Hamlin started down the valley.

“No. The other way. Up.”

“But the surrender—”

“It’s not a surrender. Von Tannenberg is going to blow the dam. He’s got seven howitzers trained on it.” Hermann took Hamlin’s arm and started uphill. “Come on!”

Hamlin didn’t budge. “That makes no sense. There are more Germans than Americans down there.”

A flare raced skyward like a flaming raven. It soared from von Tannenberg’s position above the dam and arced over the valley.

“It makes perfect sense for von Tannenberg,” said Hermann.

Puffs of smoke appeared around the valley rim, where Hermann had spotted the hidden cannons. Seven rib-rattling booms followed.

“The shells breached the dam,” said Hamlin, his eyes rheumy and voice quivering with horror. “The flood is too big. We’ll never make it out.”

To his surprise, Hermann didn’t despair.

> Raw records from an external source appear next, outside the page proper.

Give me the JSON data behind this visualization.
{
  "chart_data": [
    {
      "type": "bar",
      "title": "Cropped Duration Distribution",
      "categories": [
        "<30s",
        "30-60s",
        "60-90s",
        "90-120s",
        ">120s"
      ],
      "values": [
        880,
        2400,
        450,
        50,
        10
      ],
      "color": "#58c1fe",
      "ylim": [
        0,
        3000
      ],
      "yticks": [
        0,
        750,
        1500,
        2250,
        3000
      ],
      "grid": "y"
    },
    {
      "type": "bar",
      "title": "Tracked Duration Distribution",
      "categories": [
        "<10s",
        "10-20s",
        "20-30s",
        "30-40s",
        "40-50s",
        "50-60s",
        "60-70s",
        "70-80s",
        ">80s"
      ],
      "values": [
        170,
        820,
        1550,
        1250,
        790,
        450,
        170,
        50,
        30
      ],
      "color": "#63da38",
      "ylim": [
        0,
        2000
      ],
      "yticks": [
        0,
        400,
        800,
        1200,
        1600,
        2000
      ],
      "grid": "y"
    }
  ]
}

Instead, joy surged inside him, the same joy he’d felt when he appreciated ragtime’s appeal, the joy he hadn’t been able to share with his son and never would.

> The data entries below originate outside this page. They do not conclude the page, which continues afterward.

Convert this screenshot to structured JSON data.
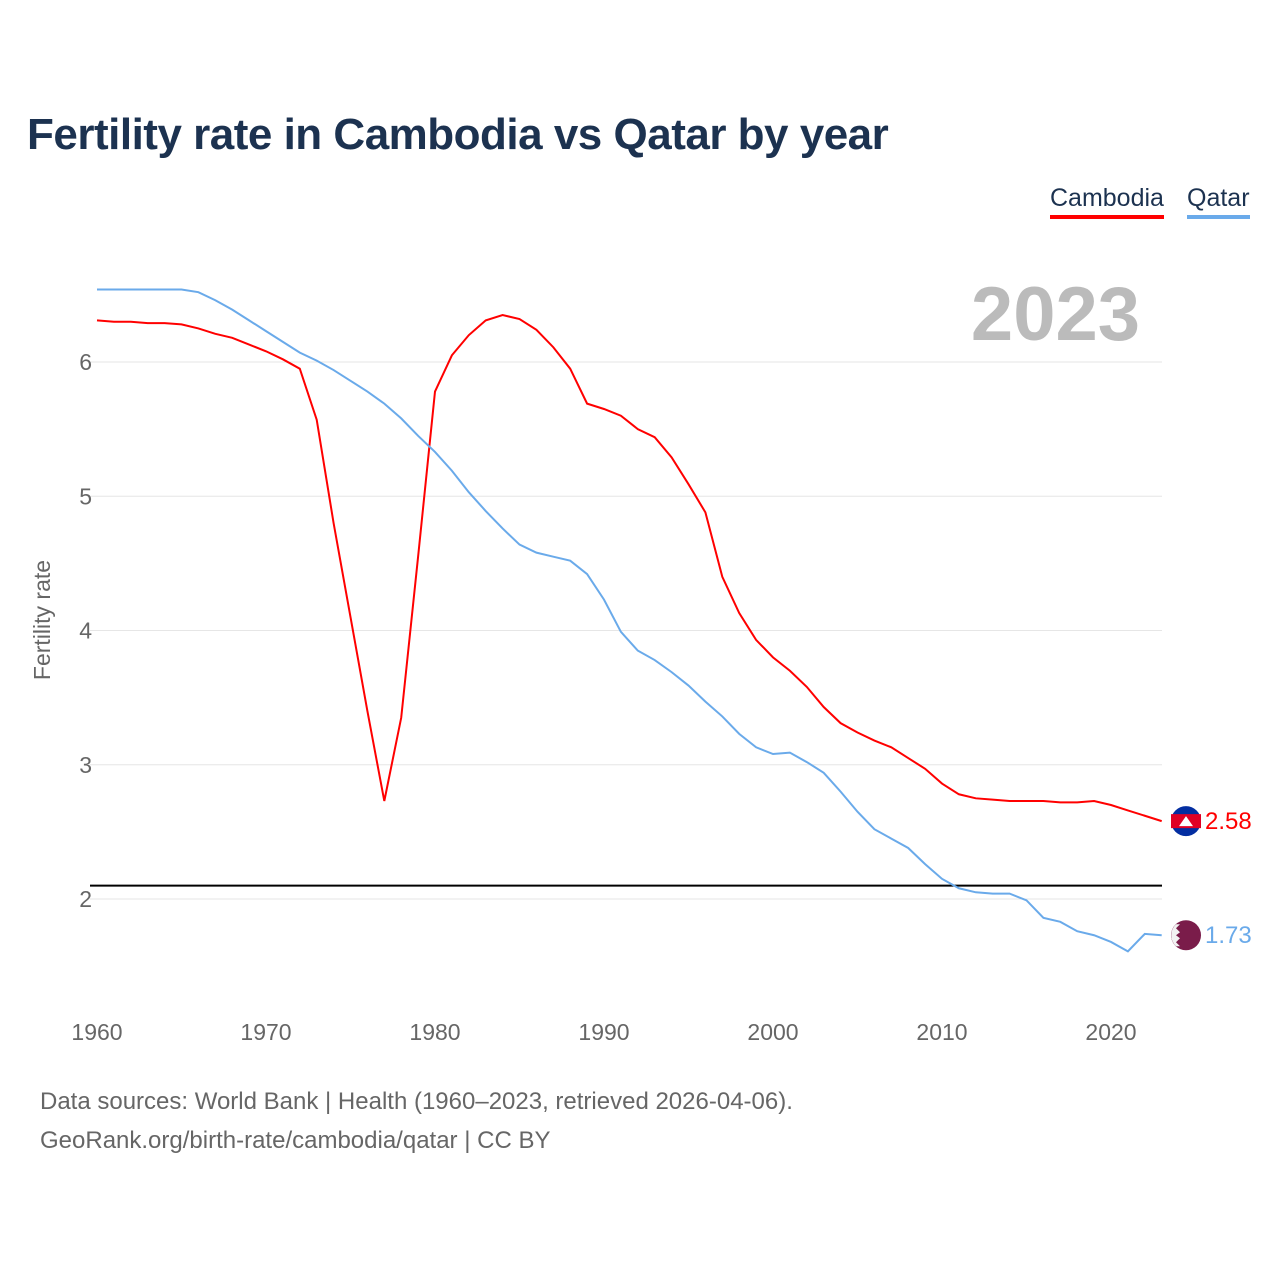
{
  "title": "Fertility rate in Cambodia vs Qatar by year",
  "legend": {
    "cambodia": "Cambodia",
    "qatar": "Qatar"
  },
  "year_label": "2023",
  "source_line1": "Data sources: World Bank | Health (1960–2023, retrieved 2026-04-06).",
  "source_line2": "GeoRank.org/birth-rate/cambodia/qatar | CC BY",
  "chart_data": {
    "type": "line",
    "title": "Fertility rate in Cambodia vs Qatar by year",
    "xlabel": "",
    "ylabel": "Fertility rate",
    "xlim": [
      1960,
      2023
    ],
    "ylim": [
      1.4,
      6.7
    ],
    "xticks": [
      "1960",
      "1970",
      "1980",
      "1990",
      "2000",
      "2010",
      "2020"
    ],
    "yticks": [
      "2",
      "3",
      "4",
      "5",
      "6"
    ],
    "reference_line": 2.1,
    "legend_position": "top-right",
    "x_start": 1960,
    "series": [
      {
        "name": "Cambodia",
        "color": "#ff0000",
        "end_label": "2.58",
        "values": [
          6.31,
          6.3,
          6.3,
          6.29,
          6.29,
          6.28,
          6.25,
          6.21,
          6.18,
          6.13,
          6.08,
          6.02,
          5.95,
          5.57,
          4.8,
          4.1,
          3.4,
          2.73,
          3.35,
          4.55,
          5.78,
          6.05,
          6.2,
          6.31,
          6.35,
          6.32,
          6.24,
          6.11,
          5.95,
          5.69,
          5.65,
          5.6,
          5.5,
          5.44,
          5.29,
          5.09,
          4.88,
          4.4,
          4.13,
          3.93,
          3.8,
          3.7,
          3.58,
          3.43,
          3.31,
          3.24,
          3.18,
          3.13,
          3.05,
          2.97,
          2.86,
          2.78,
          2.75,
          2.74,
          2.73,
          2.73,
          2.73,
          2.72,
          2.72,
          2.73,
          2.7,
          2.66,
          2.62,
          2.58
        ]
      },
      {
        "name": "Qatar",
        "color": "#6aaaea",
        "end_label": "1.73",
        "values": [
          6.54,
          6.54,
          6.54,
          6.54,
          6.54,
          6.54,
          6.52,
          6.46,
          6.39,
          6.31,
          6.23,
          6.15,
          6.07,
          6.01,
          5.94,
          5.86,
          5.78,
          5.69,
          5.58,
          5.45,
          5.33,
          5.19,
          5.03,
          4.89,
          4.76,
          4.64,
          4.58,
          4.55,
          4.52,
          4.42,
          4.23,
          3.99,
          3.85,
          3.78,
          3.69,
          3.59,
          3.47,
          3.36,
          3.23,
          3.13,
          3.08,
          3.09,
          3.02,
          2.94,
          2.8,
          2.65,
          2.52,
          2.45,
          2.38,
          2.26,
          2.15,
          2.08,
          2.05,
          2.04,
          2.04,
          1.99,
          1.86,
          1.83,
          1.76,
          1.73,
          1.68,
          1.61,
          1.74,
          1.73
        ]
      }
    ]
  }
}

Tears streamed down Hamlin’s cheeks.

Hermann draped a consoling arm around his shoulder. “Don’t be sad. Remember, they can’t kill what’s already dead.”

Mourning doves alighted from twisted stumps throughout the valley. The air filled with a rushing sound, as though a great invisible river was flowing overhead.

Hermann regarded the oval-shaped nest quizzically. It reminded him of something—a story from his childhood, an ancient, impossible story.

“There are at least two healthy swigs of brandy left,” said Hermann. “Come inside and ride out the flood with me.”

“Ride it out to what end?”

“Who really knows what’s at the end? Let’s find out together. You and me. Also, I have a gift for you. I think you’re really going to like it.”

The sunlight refracted in Hamlin’s tears, lending his blue eyes an indigo cast. He slung his arm around Hermann, and then they squeezed inside, side by side.